I am hoping I will feel more motivated tomorrow and be able to come back and blog some of the stuff I have to tell you. If I don't make it back don't worry, you know it's nothing major I am just busy if you want anything urgently you can always email me and i'll be back when I can.

Monday, August 04, 2008

Still on planet Earth

not gone off on some cosmic cruise around the galaxy, I have just been..., go on finish the sentance you know you want to, you've seen me say it enough lol, BUSY. Since I last posted here Nan has been admitted and released from hospital and is now needing more help than before, Mark is still being a pig and Lukas is still sick.
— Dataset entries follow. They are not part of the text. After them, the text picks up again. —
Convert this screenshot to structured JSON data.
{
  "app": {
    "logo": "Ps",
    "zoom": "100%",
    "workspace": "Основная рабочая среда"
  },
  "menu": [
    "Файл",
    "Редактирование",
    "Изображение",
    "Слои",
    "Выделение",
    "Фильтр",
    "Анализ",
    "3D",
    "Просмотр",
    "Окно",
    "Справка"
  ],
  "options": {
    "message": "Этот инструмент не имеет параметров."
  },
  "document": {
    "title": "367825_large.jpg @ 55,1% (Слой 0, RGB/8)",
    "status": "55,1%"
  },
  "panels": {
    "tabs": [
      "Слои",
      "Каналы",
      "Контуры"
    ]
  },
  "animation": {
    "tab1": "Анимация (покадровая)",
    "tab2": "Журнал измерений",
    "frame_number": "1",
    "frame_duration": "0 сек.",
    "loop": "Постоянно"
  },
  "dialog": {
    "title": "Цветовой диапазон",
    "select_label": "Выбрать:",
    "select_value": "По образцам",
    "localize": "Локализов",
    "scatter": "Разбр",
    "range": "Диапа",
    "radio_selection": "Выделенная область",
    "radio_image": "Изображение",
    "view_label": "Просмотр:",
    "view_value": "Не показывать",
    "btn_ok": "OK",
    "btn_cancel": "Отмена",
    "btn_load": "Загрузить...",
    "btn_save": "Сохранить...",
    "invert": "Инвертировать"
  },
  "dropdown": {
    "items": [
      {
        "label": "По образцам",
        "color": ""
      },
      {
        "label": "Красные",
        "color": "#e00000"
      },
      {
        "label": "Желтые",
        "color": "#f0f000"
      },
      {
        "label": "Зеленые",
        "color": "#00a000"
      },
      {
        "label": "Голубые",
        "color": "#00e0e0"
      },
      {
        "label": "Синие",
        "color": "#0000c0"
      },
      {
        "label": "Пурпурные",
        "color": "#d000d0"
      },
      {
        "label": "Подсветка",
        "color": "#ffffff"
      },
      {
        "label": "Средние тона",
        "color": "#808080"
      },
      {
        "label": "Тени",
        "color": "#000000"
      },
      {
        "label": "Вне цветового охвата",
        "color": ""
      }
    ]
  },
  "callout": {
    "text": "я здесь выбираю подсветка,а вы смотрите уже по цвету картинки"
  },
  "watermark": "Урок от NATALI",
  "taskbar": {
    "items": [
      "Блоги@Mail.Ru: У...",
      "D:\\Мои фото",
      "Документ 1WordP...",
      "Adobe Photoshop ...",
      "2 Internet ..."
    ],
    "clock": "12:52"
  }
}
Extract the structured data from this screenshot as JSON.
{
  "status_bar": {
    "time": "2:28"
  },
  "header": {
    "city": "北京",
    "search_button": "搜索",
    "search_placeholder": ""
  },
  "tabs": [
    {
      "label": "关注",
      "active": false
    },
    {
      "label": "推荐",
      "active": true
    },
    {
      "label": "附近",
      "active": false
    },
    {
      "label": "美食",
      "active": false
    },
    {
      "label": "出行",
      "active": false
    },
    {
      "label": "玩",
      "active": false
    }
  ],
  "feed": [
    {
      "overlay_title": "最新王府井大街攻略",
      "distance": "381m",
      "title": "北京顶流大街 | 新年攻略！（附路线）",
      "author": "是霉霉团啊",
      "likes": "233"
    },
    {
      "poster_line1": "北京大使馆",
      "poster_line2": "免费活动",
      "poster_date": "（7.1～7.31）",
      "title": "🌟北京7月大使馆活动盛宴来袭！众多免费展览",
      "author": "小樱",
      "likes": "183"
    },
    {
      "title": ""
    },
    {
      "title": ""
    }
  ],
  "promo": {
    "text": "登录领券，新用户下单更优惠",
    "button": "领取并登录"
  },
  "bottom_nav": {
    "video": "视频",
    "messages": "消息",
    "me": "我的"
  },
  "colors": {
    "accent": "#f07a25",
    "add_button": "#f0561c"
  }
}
It was Lukas's official birthday yesterday, I say official we didn't really celebrate because of him being sick, so like the queen he gets 2 birthdays (and has done ever since he was born because either me, him or both of us are always sick on his birthday). His official birthday (the day he was born - 3rd August) and his unofficial I feel better now let's party birthday which changes every year depending on who is sick and how sick they are. Then we celebrate Leo's birthday on the 24th August, because even though he's not here to enjoy it I still think it deserves to be recognised and celebrated. Since I currently have about an hour or so while Nan is at a hospital appointment to get caught up on everything that's computer related I am going to have to love you and leave you, but I just thought I should drop in and let you all know that I am still around and promise again that I will try and organise myself better so I can get this blog up to date. I will leave you with something cute Lukas did earlier, he threw up and then felt hungry, not fancying cleaning up more sick I told him he couldn't have most of the things he wanted to eat because I didn't want to upset his tummy again. We asked him if he would like some bread and butter, his reply was no I want naked bread lol. He meant dry bread but obviously doesn't think bread feels dry, he didn't understand what we thought was so funny!